Controlled Substance Prescriptions

While the use of controlled substances for the treatment of pain can be highly effective and medically necessary, the current opioid epidemic and overdose rates associated with prescription drugs are a grim reminder that such medications are not without inherent risks.

During the 2017 session, the Nevada Legislature passed Assembly Bill 474, the Controlled Substance Abuse Prevention Act. This legislation does not tell prescribers when or how they can prescribe. Instead, it establishes a standard of care for prescribers so that when such medications are clinically indicated, the prescriber and the patient have the information they need to move forward with confidence, knowing that the benefits of a controlled substance prescription outweigh the risks.

The primary goals of Assembly Bill 474 are:

  • Prioritize patient safety and responsibility;
  • Preserve clinical decision-making;
  • Promote the patient-prescriber relationship;
  • Reduce the amount of inappropriate prescribing;
  • Prevent addiction to prescription drugs through monitoring and mitigating risk; and,
  • Enhance the quality of care for patients with acute and chronic pain.

In order to accomplish these goals, AB 474 is divided into six sections.

1) Additional requirements for all controlled substance prescriptions. The law requires prescribers to include additional patient information in every controlled substance prescription, such as the patient's birthdate, the diagnosis code for the disease being treated, the minimum days necessary to consume the quantity of the controlled substance, and the practitioner’s Drug Enforcement Administration number. Prescribers are also required to check the Prescription Drug Monitoring Program (PDMP) prior to issuing a prescription for a controlled substance.

2) Factors to consider before writing a prescription for a controlled substance. The law includes a comprehensive list of factors that prescribers should consider before writing a prescription to ensure patient safety.

The following additional provisions in the bill are specific to controlled substances (Schedule II, III, IV) prescribed for the treatment of pain. However, the following provisions do not apply to controlled substances that are prescribed for medical conditions that are not pain related.

3) Rules for first-time prescriptions of controlled substances for the treatment of pain. AB 474 includes guidelines that prescribers must follow prior to writing an initial prescription, including having a bona fide relationship with the patient; establishing a preliminary diagnosis and treatment plan; obtaining and reviewing the patient’s Prescription Drug Monitoring Report; and discussing non-controlled substance treatment options with the patient. The practitioner must also perform a patient risk assessment, which consists of reviewing the patient’s medical history, conducting a physical examination, and assessing the patient’s mental health and risk of abuse, addiction and dependency. If after review and assessment of the patient, the prescriber writes a prescription, it can be for no more than 14 days for acute pain, and no more than 90 morphine mili-equivalent for opiate-naïve patients. Also, the patient must complete a written informed consent form stating that, among other things, he or she understands the potential risks and benefits of using the controlled substance.

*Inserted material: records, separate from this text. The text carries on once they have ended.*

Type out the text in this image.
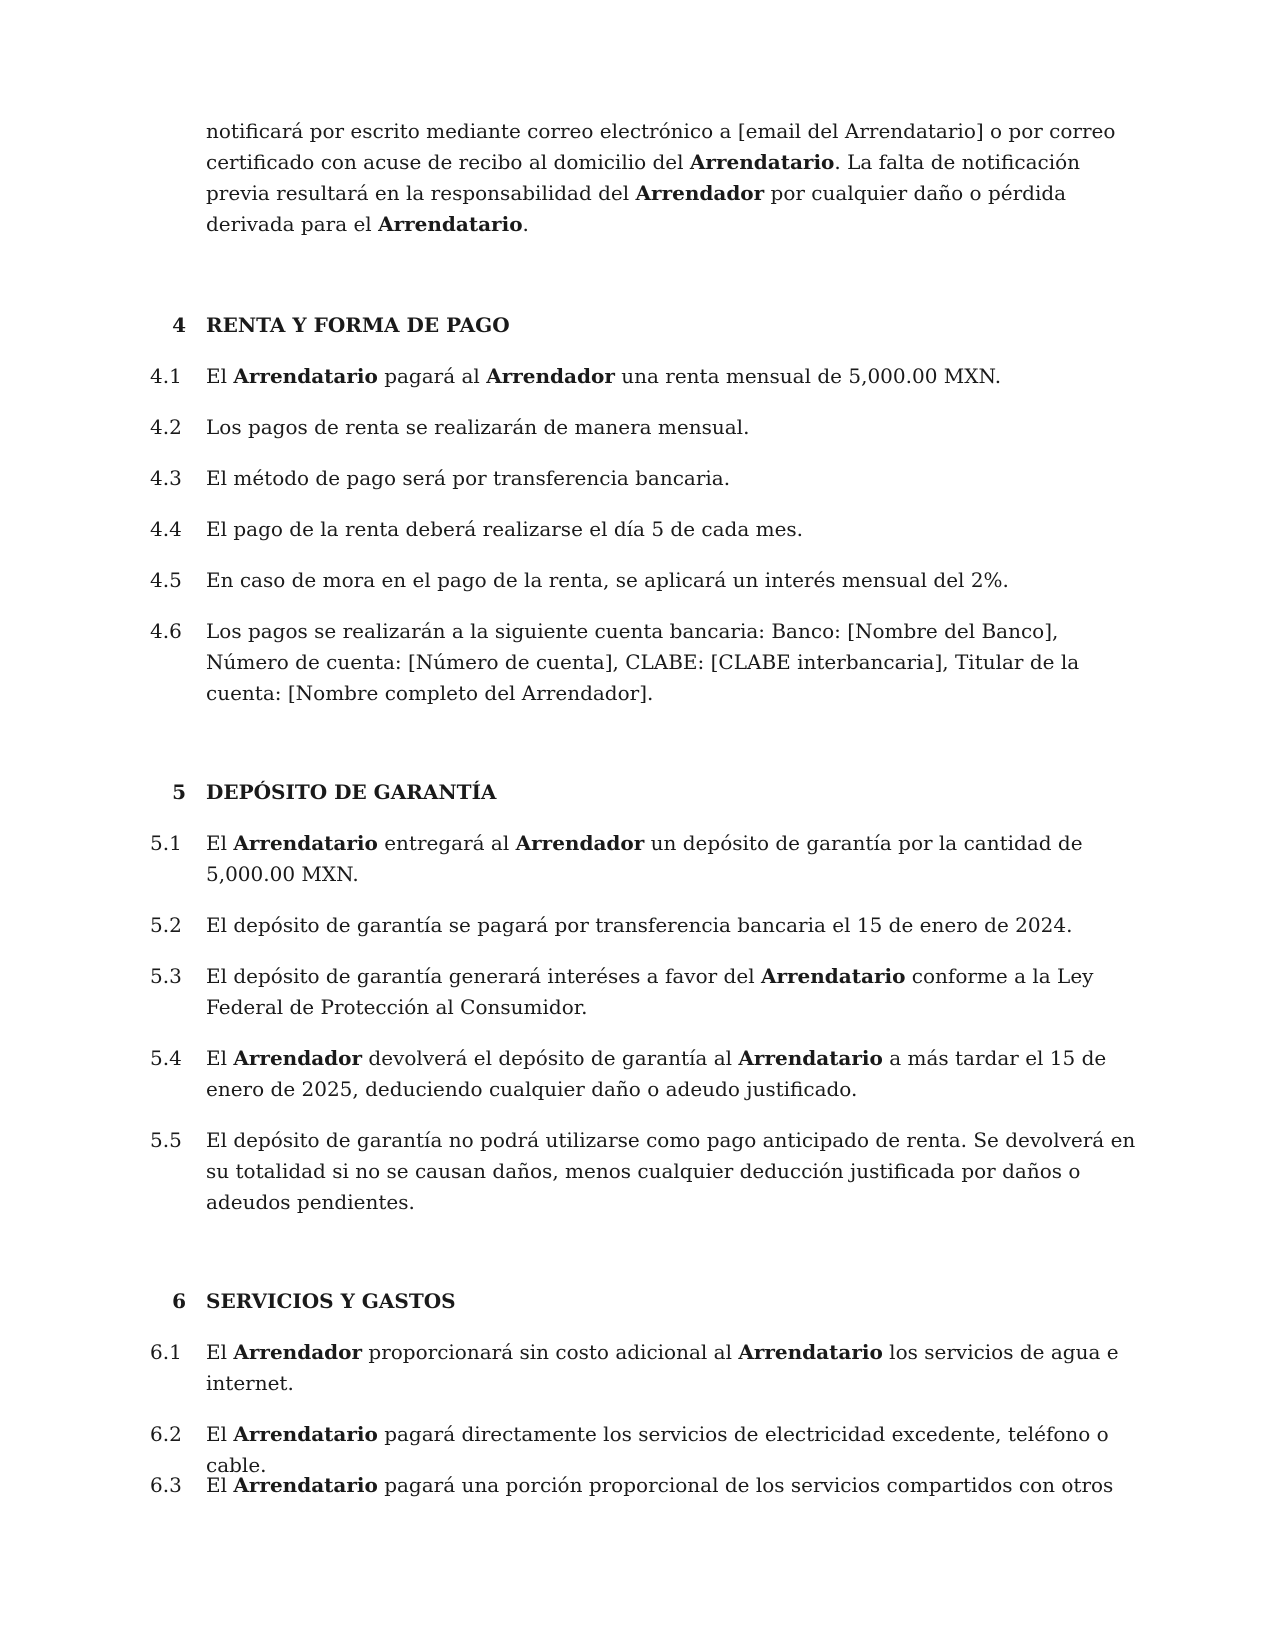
notificará por escrito mediante correo electrónico a [email del Arrendatario] o por correo certificado con acuse de recibo al domicilio del Arrendatario. La falta de notificación previa resultará en la responsabilidad del Arrendador por cualquier daño o pérdida derivada para el Arrendatario.
4 RENTA Y FORMA DE PAGO
4.1	El Arrendatario pagará al Arrendador una renta mensual de 5,000.00 MXN.
4.2	Los pagos de renta se realizarán de manera mensual.
4.3	El método de pago será por transferencia bancaria.
4.4	El pago de la renta deberá realizarse el día 5 de cada mes.
4.5	En caso de mora en el pago de la renta, se aplicará un interés mensual del 2%.
4.6	Los pagos se realizarán a la siguiente cuenta bancaria: Banco: [Nombre del Banco], Número de cuenta: [Número de cuenta], CLABE: [CLABE interbancaria], Titular de la cuenta: [Nombre completo del Arrendador].
5 DEPÓSITO DE GARANTÍA
5.1	El Arrendatario entregará al Arrendador un depósito de garantía por la cantidad de 5,000.00 MXN.
5.2	El depósito de garantía se pagará por transferencia bancaria el 15 de enero de 2024.
5.3	El depósito de garantía generará interéses a favor del Arrendatario conforme a la Ley Federal de Protección al Consumidor.
5.4	El Arrendador devolverá el depósito de garantía al Arrendatario a más tardar el 15 de enero de 2025, deduciendo cualquier daño o adeudo justificado.
5.5	El depósito de garantía no podrá utilizarse como pago anticipado de renta. Se devolverá en su totalidad si no se causan daños, menos cualquier deducción justificada por daños o adeudos pendientes.
6 SERVICIOS Y GASTOS
6.1	El Arrendador proporcionará sin costo adicional al Arrendatario los servicios de agua e internet.
6.2	El Arrendatario pagará directamente los servicios de electricidad excedente, teléfono o cable.
6.3	El Arrendatario pagará una porción proporcional de los servicios compartidos con otros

4) Prescribing after 30 days. A practitioner who prescribes a controlled substance to treat pain for more than 30 days must enter into a Prescription Medication Agreement with the patient. The agreement must be part of the patient’s record and must include goals of the treatment. Patients also must agree to use the controlled substance as prescribed, not to share the medication, and to inform the practitioner of other prescriptions or substance uses that may affect the prescription.

5) Prescribing after 90 days. A practitioner who prescribes a controlled substance to treat pain for more than 90 consecutive days must now determine an evidence-based diagnosis for the cause of the pain; complete a risk of abuse assessment; continue an ongoing discussion about the plan with the patient; and obtain and review the patient’s Prescription Drug Monitoring Program report at least every 90 days during treatment.

6) Prescribing after 365 days. A practitioner should not prescribe a controlled substance to a patient who has already received 365 days of that controlled substance for a particular diagnosis in any given 365-day rolling period. The practitioner may choose to prescribe a larger quantity than the patient needs for the treatment period, so long as the practitioner documents his or her rationale in the patient’s medical record.